You would have thought it was obvious: French people who eat fat-laden diets stay thinner than Americans because they eat smaller portions than we do. My wife has been telling me for years that people in Europe just don’t eat as much as Americans, and that’s why they’re thinner. The food portions in nearly every American restaurant are absurd. Generally in fine restaurants, you get an appropriate portion of food, but at your typical Chili’s, Applebees, or TGI Fridays, the portions are monstrous. Similarly, it wasn’t that long ago that the amount of food served in a Happy Meal at McDonald’s was what they served to adults. Now, of course, it’s the triple cheese burger with a pound of fries and a bucket of soda. Most people will eat what’s put in front of them, regardless of nationality, and in America we’re experts at putting a heck of a lot of food in front of people.

More than enough blame to go around

Last week when the UN offices in Baghdad were bombed, I remember reading that the US was to blame because we hadn’t provided the same level of security for UN facilities that we provide for our own. TNR’s weblog dug up a bit of news with a quote from a UN official stating that the UN had actually declined higher security so as to be more available to the Iraqis.

TNR also has another item about a lawsuit against “all the Jews of the world” asking for compensation for treasure that was allegedly stolen when Jews escaped from slavery in Egypt around 6000 years ago. Clearly such a lawsuit is an absurdity on just about every level, but one interesting note is that were such a lawsuit to actually make it to trial (and I sure hope that it doesn’t), the defense attorneys for the Jews may be best served by arguing that the captivity never actually happened at all.

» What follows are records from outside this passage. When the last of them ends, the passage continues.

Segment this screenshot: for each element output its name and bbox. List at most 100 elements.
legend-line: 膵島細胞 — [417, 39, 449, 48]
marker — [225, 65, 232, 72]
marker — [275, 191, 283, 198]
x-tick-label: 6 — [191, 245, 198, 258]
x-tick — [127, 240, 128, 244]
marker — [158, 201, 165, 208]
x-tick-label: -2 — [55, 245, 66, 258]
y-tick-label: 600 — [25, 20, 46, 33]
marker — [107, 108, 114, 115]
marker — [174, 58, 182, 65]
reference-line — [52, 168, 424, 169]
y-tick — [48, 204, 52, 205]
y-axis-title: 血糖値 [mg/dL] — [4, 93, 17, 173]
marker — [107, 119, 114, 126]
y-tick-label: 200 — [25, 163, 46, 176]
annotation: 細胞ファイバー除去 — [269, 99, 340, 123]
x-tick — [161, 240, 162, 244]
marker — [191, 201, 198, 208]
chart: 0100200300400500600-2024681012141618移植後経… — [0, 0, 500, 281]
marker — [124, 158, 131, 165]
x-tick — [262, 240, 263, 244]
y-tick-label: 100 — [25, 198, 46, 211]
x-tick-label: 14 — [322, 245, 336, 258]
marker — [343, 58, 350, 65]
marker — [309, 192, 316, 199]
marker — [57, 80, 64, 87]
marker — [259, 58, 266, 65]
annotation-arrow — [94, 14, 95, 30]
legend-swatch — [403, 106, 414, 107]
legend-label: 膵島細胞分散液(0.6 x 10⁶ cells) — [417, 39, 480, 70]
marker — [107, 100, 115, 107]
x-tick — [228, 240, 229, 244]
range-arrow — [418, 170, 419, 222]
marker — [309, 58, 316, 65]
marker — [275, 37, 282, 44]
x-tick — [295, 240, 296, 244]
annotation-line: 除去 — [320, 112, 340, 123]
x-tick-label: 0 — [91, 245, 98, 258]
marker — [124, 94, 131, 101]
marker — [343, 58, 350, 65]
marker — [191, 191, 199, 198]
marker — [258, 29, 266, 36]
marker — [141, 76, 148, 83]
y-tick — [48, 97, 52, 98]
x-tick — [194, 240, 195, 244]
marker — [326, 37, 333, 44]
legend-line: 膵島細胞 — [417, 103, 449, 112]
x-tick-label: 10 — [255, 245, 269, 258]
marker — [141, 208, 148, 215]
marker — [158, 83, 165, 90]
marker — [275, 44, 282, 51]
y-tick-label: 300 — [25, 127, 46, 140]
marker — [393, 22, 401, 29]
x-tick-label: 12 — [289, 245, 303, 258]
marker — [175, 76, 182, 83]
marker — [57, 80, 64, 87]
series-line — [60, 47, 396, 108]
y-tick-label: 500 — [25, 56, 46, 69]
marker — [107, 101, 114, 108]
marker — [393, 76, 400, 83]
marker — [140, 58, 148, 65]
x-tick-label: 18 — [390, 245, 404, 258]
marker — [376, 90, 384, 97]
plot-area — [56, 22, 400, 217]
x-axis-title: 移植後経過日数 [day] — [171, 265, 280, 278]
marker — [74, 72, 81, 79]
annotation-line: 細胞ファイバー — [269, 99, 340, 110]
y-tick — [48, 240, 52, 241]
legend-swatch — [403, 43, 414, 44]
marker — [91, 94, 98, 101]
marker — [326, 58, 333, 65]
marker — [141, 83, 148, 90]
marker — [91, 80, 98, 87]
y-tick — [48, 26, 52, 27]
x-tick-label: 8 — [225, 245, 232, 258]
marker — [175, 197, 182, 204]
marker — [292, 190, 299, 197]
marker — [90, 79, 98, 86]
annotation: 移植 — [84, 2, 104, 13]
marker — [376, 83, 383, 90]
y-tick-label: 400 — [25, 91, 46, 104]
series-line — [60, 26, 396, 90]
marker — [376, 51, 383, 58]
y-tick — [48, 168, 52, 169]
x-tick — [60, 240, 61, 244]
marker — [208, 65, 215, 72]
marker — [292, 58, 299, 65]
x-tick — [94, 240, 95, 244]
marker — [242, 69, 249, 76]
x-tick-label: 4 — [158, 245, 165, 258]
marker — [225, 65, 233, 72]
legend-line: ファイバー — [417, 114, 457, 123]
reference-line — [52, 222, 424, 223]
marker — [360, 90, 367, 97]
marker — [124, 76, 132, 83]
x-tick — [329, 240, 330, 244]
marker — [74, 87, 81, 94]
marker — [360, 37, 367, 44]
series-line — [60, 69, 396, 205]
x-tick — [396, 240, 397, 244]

The current state of the archaeological record seems to indicate that there was no Jewish captivity in Egypt, and that in fact the story was written by Jewish scholars during the Jewish captivity on Babylon in order to give them hope that they would escape that predicament. Such a defense, would, of course, upset apple carts of all kinds.

ESR takes charge

I didn’t want to have to be the one to say it, but hasn’t ESR become the Jesse Jackson of open source? (Evidence.)

We’ve arrived

Today I received a spam at a completely non-rc3.org related address with the subject “good blog” (it was for some kind of naked teen porn site or something). I guess the fact that spammers think that subject will encourage people to open an email means that we’ve officially arrived.

TiVo’s Apple problem

Matt Haughey: TiVo’s Apple problem. As far as it goes, I think that Tivo’s best bet is to license its software and service as broadly as possible. I love my Tivo(s), but I got a sinking feeling when I found out that I could get a PVR from Time-Warner Cable for 5 bucks a month that actually has two tuners. In the meantime I’m paying $13 a month for each of my Tivos, and even worse, I own them, so I can’t just send them back to the cable company and get a newer, better model when one comes out. One thing is for certain, once you’ve lived the PVR lifestyle, you can never go back. Eventually all cable companies will have a PVR offering of some kind, and Tivo needs to be aggressive in claiming a piece of that pie.

Scrape it yourself

Whump provides a brief tutorial on creating RSS feeds for publications that are lacking using a few common tools Web page hackers have laying around. I’m somewhat ashamed to admit that I have never done such scraping myself. I just hit some Web sites the old fashioned way every day or so.

WIPO stupidity

Lawrence Lessig comments succinctly on one of the more outrageous stories I’ve read recently. (I’m not sure why I didn’t link to it.) The subject is the WIPO’s decision to nix a proposed meeting on open source software thanks to heavy lobbying by the likes of Microsoft. If you’re judging companies by their actions rather than their words, then it’s becoming evident that open source is really starting to scare the hell out of the vested interests in the software industry.

More on the crack smokers

I really want to stop posting SCO-related items, but I just can’t. Their latest allegation is that the backlash against them in the open source community is being orchestrated by IBM. Let’s be blunt here, if SCO thinks that Eric S Raymond needs to be prodded into going off about something related to open source, they really haven’t done their homework.